La Sicilia è la regione con un alta densità di vulcani. I più suggestivi, dove è possibile praticare escursioni e camminate sono l’Etna, lo Stromboli e Vulcano. 

 

E’ davvero il caso di parlare di regni e dei. L’Etna era un dio a norma e regola: scatenava tuoni e fulmini e la sua furia poteva essere letale, ma sapeva anche essere generoso e la terra su cui la lava arrestava il suo corso, raffredandosi, diventava fertile e redditizia. L’Etna è uno dei luoghi della mitologia antica e della suggestione popolare: si riteneva, per esempio, che la montagna custodisse la fucina del dio Vulcano. Pindaro lo chiamava “colonna del cielo”. Secondo Virgilio, invece, Zeus scagliò l’Etna contro Encelado, terribile Gigante figlio di Urano e Gea che insieme ai suoi  compagni aveva mosso guerra agli dei dell’Olimpo. E sarebbe il fiato infuocato di Encelado a produrre la lava del vulcano cosi come i suoi movimenti a far sussultare la terra. Ma il capolavoro di visionarietà è, naturalmente, di Omero.

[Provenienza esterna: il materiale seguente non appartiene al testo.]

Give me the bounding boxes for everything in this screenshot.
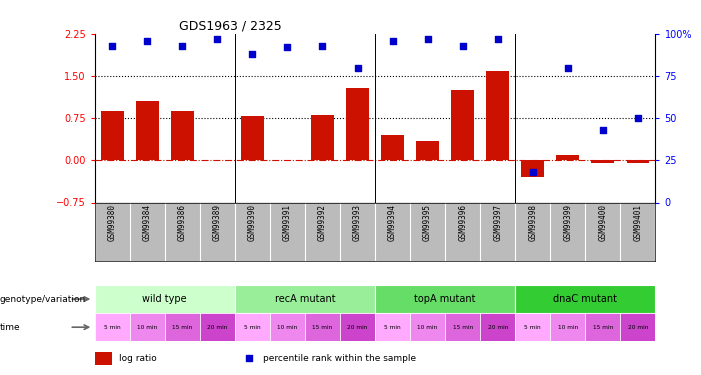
Bar (95, 313, 130, 341)
Bar (410, 313, 445, 341)
Text: 10 min: 10 min (137, 325, 157, 330)
Text: GSM99401: GSM99401 (634, 204, 642, 241)
Bar (95, 285, 235, 313)
Point (247, 51, 258, 57)
Text: GSM99396: GSM99396 (458, 204, 467, 241)
Text: genotype/variation: genotype/variation (0, 295, 86, 304)
Text: time: time (0, 322, 20, 332)
Bar (270, 313, 305, 341)
Text: 15 min: 15 min (313, 325, 332, 330)
Text: 5 min: 5 min (524, 325, 541, 330)
Bar (375, 285, 515, 313)
Text: recA mutant: recA mutant (275, 294, 335, 304)
Point (107, 43, 118, 49)
Bar (515, 313, 550, 341)
Bar (480, 313, 515, 341)
Point (632, 115, 644, 121)
Point (317, 43, 328, 49)
Bar (200, 313, 235, 341)
Point (492, 36, 503, 42)
Text: 20 min: 20 min (627, 325, 648, 330)
Text: dnaC mutant: dnaC mutant (553, 294, 618, 304)
Bar (241, 116, 264, 160)
Text: 10 min: 10 min (278, 325, 297, 330)
Bar (340, 313, 375, 341)
Text: percentile rank within the sample: percentile rank within the sample (263, 354, 416, 363)
Bar (235, 285, 375, 313)
Point (212, 36, 223, 42)
Bar (627, 160, 649, 163)
Text: 15 min: 15 min (172, 325, 192, 330)
Text: GSM99392: GSM99392 (318, 204, 327, 241)
Bar (585, 313, 620, 341)
Text: 5 min: 5 min (104, 325, 121, 330)
Text: GSM99393: GSM99393 (353, 204, 362, 241)
Bar (557, 154, 579, 160)
Text: GSM99398: GSM99398 (529, 204, 537, 241)
Bar (550, 313, 585, 341)
Point (597, 127, 608, 133)
Bar (305, 313, 340, 341)
Bar (95, 352, 112, 364)
Bar (375, 313, 410, 341)
Text: topA mutant: topA mutant (414, 294, 476, 304)
Text: 15 min: 15 min (453, 325, 472, 330)
Bar (416, 141, 439, 160)
Point (243, 355, 254, 361)
Text: 20 min: 20 min (347, 325, 368, 330)
Point (177, 43, 188, 49)
Text: log ratio: log ratio (119, 354, 157, 363)
Bar (451, 90, 474, 160)
Text: 5 min: 5 min (384, 325, 401, 330)
Text: GDS1963 / 2325: GDS1963 / 2325 (179, 20, 282, 33)
Bar (235, 313, 270, 341)
Point (562, 64, 573, 70)
Point (422, 36, 433, 42)
Text: GSM99380: GSM99380 (108, 204, 116, 241)
Bar (171, 111, 193, 160)
Text: GSM99391: GSM99391 (283, 204, 292, 241)
Text: 15 min: 15 min (593, 325, 613, 330)
Text: 5 min: 5 min (244, 325, 261, 330)
Bar (101, 111, 123, 160)
Text: GSM99390: GSM99390 (248, 204, 257, 241)
Text: GSM99397: GSM99397 (494, 204, 502, 241)
Bar (592, 160, 614, 163)
Point (527, 169, 538, 175)
Bar (515, 285, 655, 313)
Point (352, 64, 363, 70)
Bar (311, 116, 334, 160)
Point (282, 44, 293, 50)
Text: GSM99394: GSM99394 (388, 204, 397, 241)
Text: 10 min: 10 min (558, 325, 578, 330)
Point (142, 38, 153, 44)
Bar (445, 313, 480, 341)
Text: GSM99395: GSM99395 (423, 204, 432, 241)
Bar (522, 160, 544, 177)
Point (457, 43, 468, 49)
Bar (136, 101, 158, 160)
Text: 20 min: 20 min (487, 325, 508, 330)
Bar (346, 88, 369, 160)
Bar (620, 313, 655, 341)
Bar (486, 71, 509, 160)
Text: GSM99384: GSM99384 (143, 204, 151, 241)
Point (387, 38, 398, 44)
Text: GSM99399: GSM99399 (564, 204, 572, 241)
Text: 20 min: 20 min (207, 325, 228, 330)
Text: wild type: wild type (142, 294, 187, 304)
Bar (381, 135, 404, 160)
Bar (130, 313, 165, 341)
Text: 10 min: 10 min (418, 325, 437, 330)
Text: GSM99389: GSM99389 (213, 204, 222, 241)
Text: GSM99400: GSM99400 (599, 204, 607, 241)
Text: GSM99386: GSM99386 (178, 204, 186, 241)
Bar (165, 313, 200, 341)
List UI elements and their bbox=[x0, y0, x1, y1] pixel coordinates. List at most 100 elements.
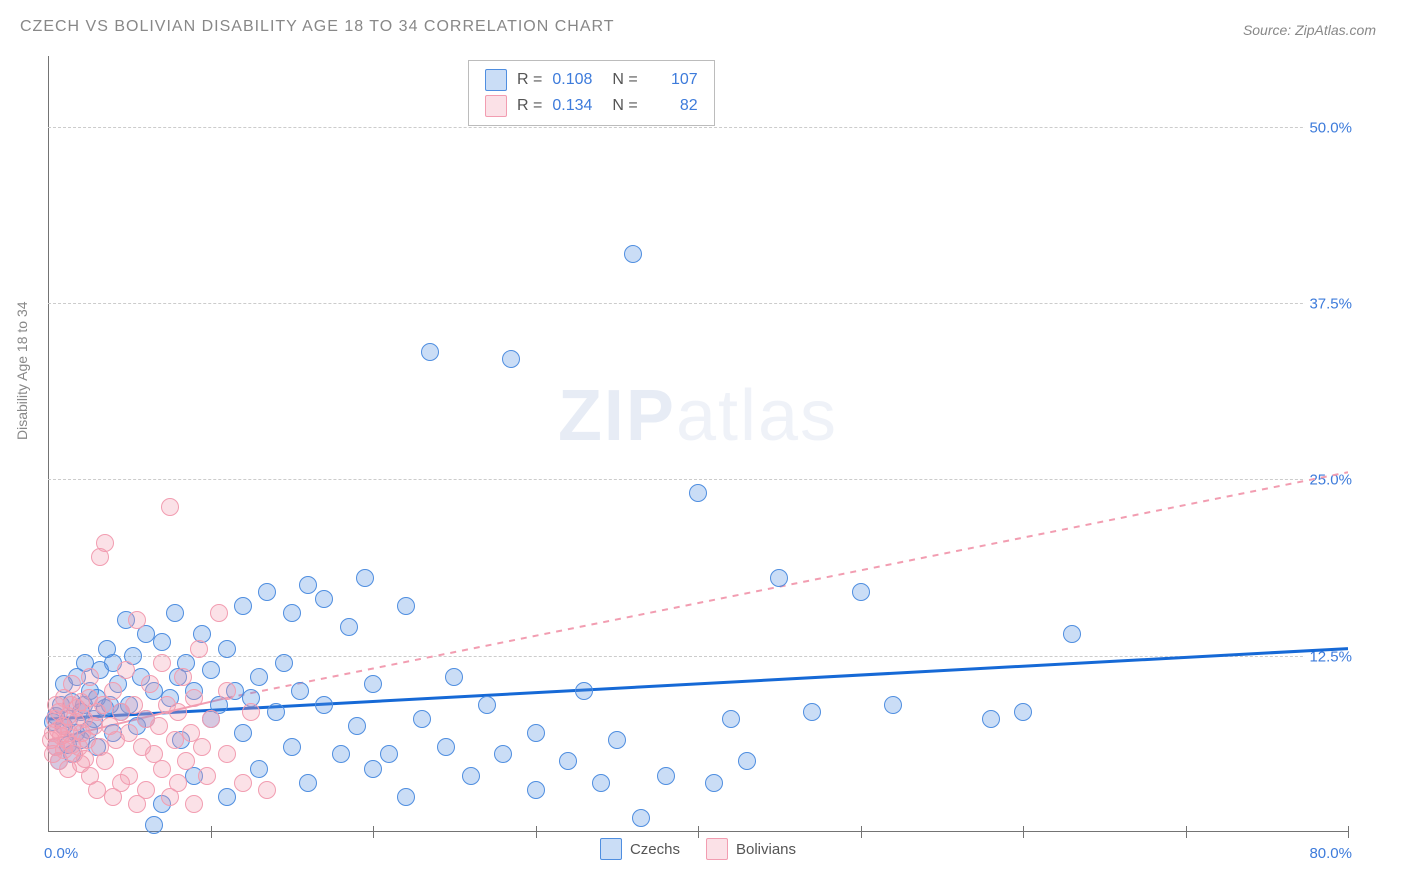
stat-r-value: 0.108 bbox=[552, 71, 602, 89]
data-point bbox=[104, 682, 122, 700]
data-point bbox=[193, 738, 211, 756]
data-point bbox=[198, 767, 216, 785]
stat-row: R = 0.108 N = 107 bbox=[485, 67, 698, 93]
data-point bbox=[218, 745, 236, 763]
data-point bbox=[81, 668, 99, 686]
legend-item: Bolivians bbox=[706, 838, 796, 860]
data-point bbox=[803, 703, 821, 721]
stat-n-value: 82 bbox=[648, 97, 698, 115]
data-point bbox=[770, 569, 788, 587]
chart-area: ZIPatlas 12.5%25.0%37.5%50.0% 0.0% 80.0%… bbox=[48, 56, 1348, 856]
data-point bbox=[137, 781, 155, 799]
data-point bbox=[348, 717, 366, 735]
data-point bbox=[332, 745, 350, 763]
data-point bbox=[299, 774, 317, 792]
data-point bbox=[185, 689, 203, 707]
source-attribution: Source: ZipAtlas.com bbox=[1243, 22, 1376, 38]
data-point bbox=[63, 675, 81, 693]
data-point bbox=[161, 498, 179, 516]
data-point bbox=[592, 774, 610, 792]
series-swatch bbox=[485, 95, 507, 117]
data-point bbox=[169, 774, 187, 792]
data-point bbox=[397, 788, 415, 806]
scatter-points bbox=[48, 56, 1348, 856]
data-point bbox=[141, 675, 159, 693]
data-point bbox=[632, 809, 650, 827]
data-point bbox=[315, 590, 333, 608]
data-point bbox=[527, 724, 545, 742]
data-point bbox=[166, 604, 184, 622]
legend-item: Czechs bbox=[600, 838, 680, 860]
chart-title: CZECH VS BOLIVIAN DISABILITY AGE 18 TO 3… bbox=[20, 18, 615, 36]
data-point bbox=[150, 717, 168, 735]
data-point bbox=[1063, 625, 1081, 643]
source-prefix: Source: bbox=[1243, 22, 1295, 38]
legend-label: Czechs bbox=[630, 841, 680, 858]
data-point bbox=[202, 710, 220, 728]
data-point bbox=[169, 703, 187, 721]
data-point bbox=[96, 752, 114, 770]
data-point bbox=[437, 738, 455, 756]
x-axis-tick bbox=[1348, 826, 1349, 838]
data-point bbox=[657, 767, 675, 785]
data-point bbox=[250, 760, 268, 778]
stat-r-label: R = bbox=[517, 71, 542, 89]
data-point bbox=[202, 661, 220, 679]
data-point bbox=[445, 668, 463, 686]
legend-swatch bbox=[600, 838, 622, 860]
data-point bbox=[153, 654, 171, 672]
data-point bbox=[608, 731, 626, 749]
data-point bbox=[884, 696, 902, 714]
data-point bbox=[267, 703, 285, 721]
data-point bbox=[705, 774, 723, 792]
data-point bbox=[145, 816, 163, 834]
data-point bbox=[210, 604, 228, 622]
data-point bbox=[283, 738, 301, 756]
data-point bbox=[364, 760, 382, 778]
y-axis-label: Disability Age 18 to 34 bbox=[14, 301, 30, 440]
data-point bbox=[258, 583, 276, 601]
data-point bbox=[397, 597, 415, 615]
data-point bbox=[275, 654, 293, 672]
data-point bbox=[502, 350, 520, 368]
data-point bbox=[96, 534, 114, 552]
stat-r-label: R = bbox=[517, 97, 542, 115]
bottom-legend: Czechs Bolivians bbox=[48, 838, 1348, 860]
series-swatch bbox=[485, 69, 507, 91]
data-point bbox=[982, 710, 1000, 728]
data-point bbox=[575, 682, 593, 700]
data-point bbox=[120, 767, 138, 785]
data-point bbox=[380, 745, 398, 763]
data-point bbox=[315, 696, 333, 714]
stat-n-label: N = bbox=[612, 71, 637, 89]
data-point bbox=[218, 640, 236, 658]
data-point bbox=[218, 788, 236, 806]
data-point bbox=[234, 724, 252, 742]
data-point bbox=[689, 484, 707, 502]
stat-row: R =0.134N =82 bbox=[485, 93, 698, 119]
data-point bbox=[559, 752, 577, 770]
legend-label: Bolivians bbox=[736, 841, 796, 858]
data-point bbox=[527, 781, 545, 799]
data-point bbox=[234, 597, 252, 615]
data-point bbox=[190, 640, 208, 658]
data-point bbox=[421, 343, 439, 361]
stat-r-value: 0.134 bbox=[552, 97, 602, 115]
data-point bbox=[218, 682, 236, 700]
data-point bbox=[234, 774, 252, 792]
data-point bbox=[283, 604, 301, 622]
data-point bbox=[722, 710, 740, 728]
data-point bbox=[1014, 703, 1032, 721]
data-point bbox=[462, 767, 480, 785]
data-point bbox=[128, 611, 146, 629]
data-point bbox=[153, 760, 171, 778]
data-point bbox=[356, 569, 374, 587]
data-point bbox=[340, 618, 358, 636]
stat-n-value: 107 bbox=[648, 71, 698, 89]
data-point bbox=[185, 795, 203, 813]
data-point bbox=[413, 710, 431, 728]
data-point bbox=[291, 682, 309, 700]
data-point bbox=[177, 752, 195, 770]
data-point bbox=[117, 661, 135, 679]
data-point bbox=[624, 245, 642, 263]
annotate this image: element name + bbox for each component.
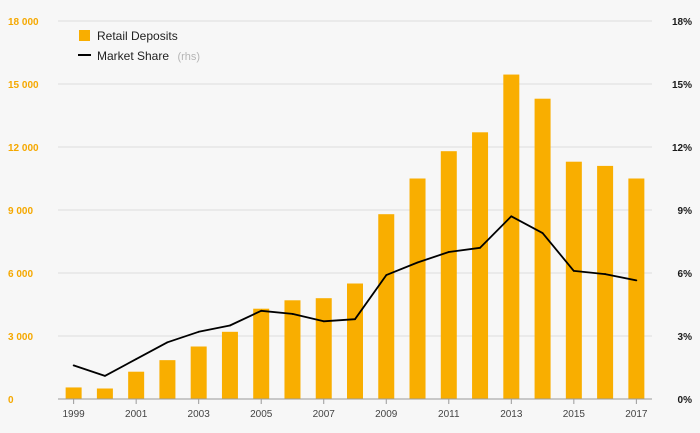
y-left-tick-label: 6 000 bbox=[8, 269, 33, 280]
market-share-point-2014 bbox=[541, 232, 544, 235]
bar-2011 bbox=[440, 151, 457, 399]
legend: Retail Deposits Market Share (rhs) bbox=[78, 29, 200, 64]
market-share-point-2011 bbox=[447, 251, 450, 253]
x-tick-label: 2017 bbox=[625, 409, 648, 420]
x-tick-label: 2007 bbox=[313, 409, 336, 420]
x-tick-label: 2011 bbox=[438, 409, 460, 420]
market-share-point-2012 bbox=[479, 246, 481, 249]
bar-2010 bbox=[409, 178, 426, 399]
bar-series-retail-deposits bbox=[65, 74, 645, 400]
gridlines bbox=[58, 20, 652, 337]
legend-label-market-share: Market Share bbox=[97, 49, 169, 63]
bar-2004 bbox=[221, 331, 238, 399]
market-share-point-2009 bbox=[385, 274, 388, 276]
y-left-tick-label: 15 000 bbox=[8, 80, 39, 91]
bar-2002 bbox=[159, 360, 176, 399]
market-share-point-2000 bbox=[103, 375, 106, 377]
line-series-market-share bbox=[72, 215, 638, 377]
market-share-point-2003 bbox=[197, 330, 200, 333]
bar-2001 bbox=[128, 371, 145, 399]
bar-2005 bbox=[253, 308, 270, 399]
market-share-point-1999 bbox=[72, 364, 75, 367]
market-share-point-2002 bbox=[166, 341, 169, 344]
legend-swatch-retail-deposits bbox=[79, 30, 90, 41]
y-right-tick-label: 3% bbox=[678, 332, 693, 343]
y-left-tick-label: 0 bbox=[8, 395, 14, 406]
y-right-tick-label: 15% bbox=[672, 80, 692, 91]
x-tick-label: 2015 bbox=[563, 409, 586, 420]
y-right-tick-label: 12% bbox=[672, 143, 692, 154]
y-right-tick-label: 18% bbox=[672, 17, 692, 28]
y-right-tick-label: 0% bbox=[678, 395, 693, 406]
bar-2012 bbox=[472, 132, 489, 400]
x-tick-label: 1999 bbox=[63, 409, 86, 420]
market-share-point-2005 bbox=[260, 309, 263, 312]
x-tick-label: 2001 bbox=[125, 409, 148, 420]
market-share-point-2013 bbox=[510, 215, 513, 218]
y-left-tick-label: 18 000 bbox=[8, 17, 39, 28]
market-share-point-2015 bbox=[572, 270, 575, 272]
x-tick-label: 2009 bbox=[375, 409, 398, 420]
market-share-point-2001 bbox=[135, 358, 138, 360]
bar-2014 bbox=[534, 98, 551, 399]
y-left-tick-label: 9 000 bbox=[8, 206, 33, 217]
legend-label-rhs-note: (rhs) bbox=[177, 51, 200, 63]
market-share-point-2007 bbox=[322, 320, 325, 323]
bar-1999 bbox=[65, 387, 82, 399]
y-right-tick-label: 6% bbox=[678, 269, 693, 280]
bar-2016 bbox=[597, 165, 614, 399]
market-share-point-2006 bbox=[291, 313, 294, 315]
bar-2009 bbox=[378, 214, 395, 399]
market-share-point-2004 bbox=[229, 324, 231, 327]
x-tick-label: 2005 bbox=[250, 409, 273, 420]
y-left-tick-label: 12 000 bbox=[8, 143, 39, 154]
x-tick-label: 2013 bbox=[500, 409, 523, 420]
bar-2015 bbox=[565, 161, 582, 399]
bar-2013 bbox=[503, 74, 520, 400]
bar-2006 bbox=[284, 300, 301, 399]
bar-2008 bbox=[347, 283, 363, 399]
market-share-point-2010 bbox=[416, 261, 419, 264]
y-left-tick-label: 3 000 bbox=[8, 332, 33, 343]
bar-2000 bbox=[96, 388, 113, 399]
market-share-point-2017 bbox=[635, 279, 638, 282]
legend-label-market-share-group: Market Share (rhs) bbox=[97, 47, 200, 64]
market-share-point-2008 bbox=[354, 318, 356, 321]
x-tick-label: 2003 bbox=[188, 409, 211, 420]
bar-2007 bbox=[315, 298, 332, 399]
legend-label-retail-deposits: Retail Deposits bbox=[97, 29, 178, 43]
axes: 0 3 000 6 000 9 000 12 000 15 000 18 000 0% 3% 6%… bbox=[8, 17, 692, 420]
y-right-tick-label: 9% bbox=[678, 206, 693, 217]
market-share-point-2016 bbox=[604, 273, 607, 275]
bar-2017 bbox=[628, 178, 645, 399]
bar-2003 bbox=[190, 346, 207, 399]
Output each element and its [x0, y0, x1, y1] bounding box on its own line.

Da cosa, se non dalle seduzione dell’Etna, infatti, nacque la figura di Polifemo. Il ciclope, a guardia della costa ionica, aveva un occhio solo, come l’”occhio” del vulcano. E lanciò a Ulisse quei grossi massi che oggi sono faraglioni di Aci Trezza, enormi scogli basaltici che in realtà sono pietra lavica dell’Etna.

Proprio i faraglioni di Aci Trezza sono testimonianza di una delle più antiche eruzioni di cui oggi si abbia traccia. Del 1669 è l’eruzione più potente a memoria d’uomo: preceduta da un terremoto che distrusse Nicolosi e altri centri, durò 122 giorni, la lava raggiunse a oltrepassò Catania percorrendo ben 35 km. Parte della città fu distrutta insieme ai paesi circostanti e i materiali eruttati formano due coni piroclastici, i Monti Rossi. Molti siciliani ricordano ancora l’eruzione del 1928, la più intensa del secolo scorso. In quella più recente del 1983 venne sperimentata la deviazione del corso lavico mediante esplosivo: l’operazione riuscì, ma il posizionamento delle mine costò la vita ad alcuni artificieri. In quella del 1991, durata ben 473 giorni, si è sperimentata con successo l’erezione di barriere in terra.